昭和17年、立田村、三島村、田村が合併して日章村になりました。そして、この場所の民有地が接収され、海軍高知航空隊の飛行場と基地が建設されることになったのはご承知の通り。
この目の前の滑走路のところにあった山、室岡山の話は、このにっこりでも何度も書いてきました。標高28.2m。南面には久枝八幡宮さんが鎮座。
その山は、宝永南海地震(1707年)、安政南海地震(1854年)の際には地元住民の避難場所となり、多くの人命を救うた山でした。なので、「命山」「宝山」と呼ばれた、という何度も書いてきた話。
南麓に鎮座ましましちょった福楽寺というお寺さんは、宝永地震津波で流され、宮の前に移転するも、明治初期の廃仏毀釈運動で廃寺。地蔵菩薩がご本尊やったので、今、空港の南の道路沿いに鎮座するお地蔵さんが関係するがやないた、と考えたりしゆうところです。

さて、命山。
今、南国市など、高知の太平洋岸にはたくさんの避難タワーが建設されています。それはそれでホントに大切なこと。ただ、あの、東日本大震災の巨大津波の映像を思い出すと、それだけで十分なのか、安全なのか、と考えさせられます。
このにっこりで、震災後、何度も書いてきた「命山」計画。人工の山、高台を、津波被災エリアにたくさんつくる、という提案。まずは避難タワー、ということでどんどんと計画が進んでおりますが、併せて命山も構築すべきではないか。

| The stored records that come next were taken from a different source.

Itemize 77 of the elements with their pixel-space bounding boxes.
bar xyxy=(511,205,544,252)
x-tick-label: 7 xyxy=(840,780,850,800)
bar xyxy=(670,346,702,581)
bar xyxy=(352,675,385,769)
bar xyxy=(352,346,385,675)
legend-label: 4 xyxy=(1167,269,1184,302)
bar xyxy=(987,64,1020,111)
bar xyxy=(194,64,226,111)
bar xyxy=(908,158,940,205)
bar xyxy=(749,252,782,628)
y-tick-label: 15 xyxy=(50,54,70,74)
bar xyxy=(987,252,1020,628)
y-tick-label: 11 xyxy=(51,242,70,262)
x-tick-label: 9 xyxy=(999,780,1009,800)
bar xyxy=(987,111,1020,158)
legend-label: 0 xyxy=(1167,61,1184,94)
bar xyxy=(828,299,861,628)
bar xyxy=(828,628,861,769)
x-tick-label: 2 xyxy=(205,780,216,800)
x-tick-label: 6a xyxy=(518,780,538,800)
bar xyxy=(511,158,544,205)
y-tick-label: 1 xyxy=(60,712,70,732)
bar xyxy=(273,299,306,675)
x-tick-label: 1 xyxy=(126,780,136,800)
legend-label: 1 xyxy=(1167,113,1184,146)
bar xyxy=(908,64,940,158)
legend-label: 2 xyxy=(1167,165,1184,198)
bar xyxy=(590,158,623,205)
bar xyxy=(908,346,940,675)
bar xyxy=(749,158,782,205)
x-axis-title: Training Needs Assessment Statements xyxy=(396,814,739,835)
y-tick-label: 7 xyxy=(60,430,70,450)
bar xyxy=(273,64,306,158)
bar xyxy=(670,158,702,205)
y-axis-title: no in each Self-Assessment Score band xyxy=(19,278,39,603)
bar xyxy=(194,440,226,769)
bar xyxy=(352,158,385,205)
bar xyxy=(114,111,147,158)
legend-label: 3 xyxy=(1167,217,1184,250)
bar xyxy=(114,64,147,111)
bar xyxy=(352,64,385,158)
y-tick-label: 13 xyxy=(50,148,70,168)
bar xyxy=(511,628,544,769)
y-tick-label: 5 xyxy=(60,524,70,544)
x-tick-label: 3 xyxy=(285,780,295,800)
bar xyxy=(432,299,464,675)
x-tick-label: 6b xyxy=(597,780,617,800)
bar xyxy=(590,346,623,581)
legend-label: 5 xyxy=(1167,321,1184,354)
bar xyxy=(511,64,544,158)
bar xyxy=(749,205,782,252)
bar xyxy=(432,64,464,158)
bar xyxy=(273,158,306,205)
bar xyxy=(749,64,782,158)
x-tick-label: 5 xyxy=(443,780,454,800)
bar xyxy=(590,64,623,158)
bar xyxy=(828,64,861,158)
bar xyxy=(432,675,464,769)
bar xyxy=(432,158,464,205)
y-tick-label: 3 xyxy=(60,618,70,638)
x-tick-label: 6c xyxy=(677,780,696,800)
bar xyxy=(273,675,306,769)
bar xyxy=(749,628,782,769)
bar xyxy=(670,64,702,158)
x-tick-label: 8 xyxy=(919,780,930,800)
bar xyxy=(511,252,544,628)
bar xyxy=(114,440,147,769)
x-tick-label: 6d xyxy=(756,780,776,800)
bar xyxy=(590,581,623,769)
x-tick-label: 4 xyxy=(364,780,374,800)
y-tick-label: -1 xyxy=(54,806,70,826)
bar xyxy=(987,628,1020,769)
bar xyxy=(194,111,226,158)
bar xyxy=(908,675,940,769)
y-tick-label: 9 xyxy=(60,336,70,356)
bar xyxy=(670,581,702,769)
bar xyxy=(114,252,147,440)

今朝の高知新聞に、静岡県袋井市で、「命山」整備計画が進んでいる、という話が載っておりました。避難ビルや避難タワーがないエリアでの、補完的意味合いでしょうか。
地震対策で有名な、高知大学の岡村先生の研究室でお話を伺うた際に、今次の東日本大震災で、人工的につくられた小山に逃げて助かった現場の写真も見せて頂きました。命山はかなり有効であると、岡村先生もおっしゃっておられます。

命山。
人工の小山は、普段は植栽を施して公園として利用できます。そして、何より、山には斜面があります。あの東日本の巨大津波の映像の破壊力。直線的な人工構築物より、斜面によって破壊力を緩和する方が効果的でしょう。避難タワーは、これから、維持管理していく必要もあるし、耐用年数の問題もある。巨大な船などが流されてきて避難タワーにぶつかってきたら、破壊されてしまうかも知れないが、山の斜面だと打ち上げられ、破壊されない。
そして、この目の前にあった命山の記録では、逃げ後れて津波に流された人が、命山に流れ着いて助かった、という話もあります。そう。斜面には流れ着くことができる。避難タワーの壁面は直立なので、そんなことは無理。

かつて、この風景の中にあった「命山」。今はもう無い「命山」。
今朝の袋井市の命山計画の記事を読んで、久々に、書いてみました。時間はないかも知れないし、あるかも知れない。少しづつ、高知でも、命山を整備していく「命山計画」を提案します。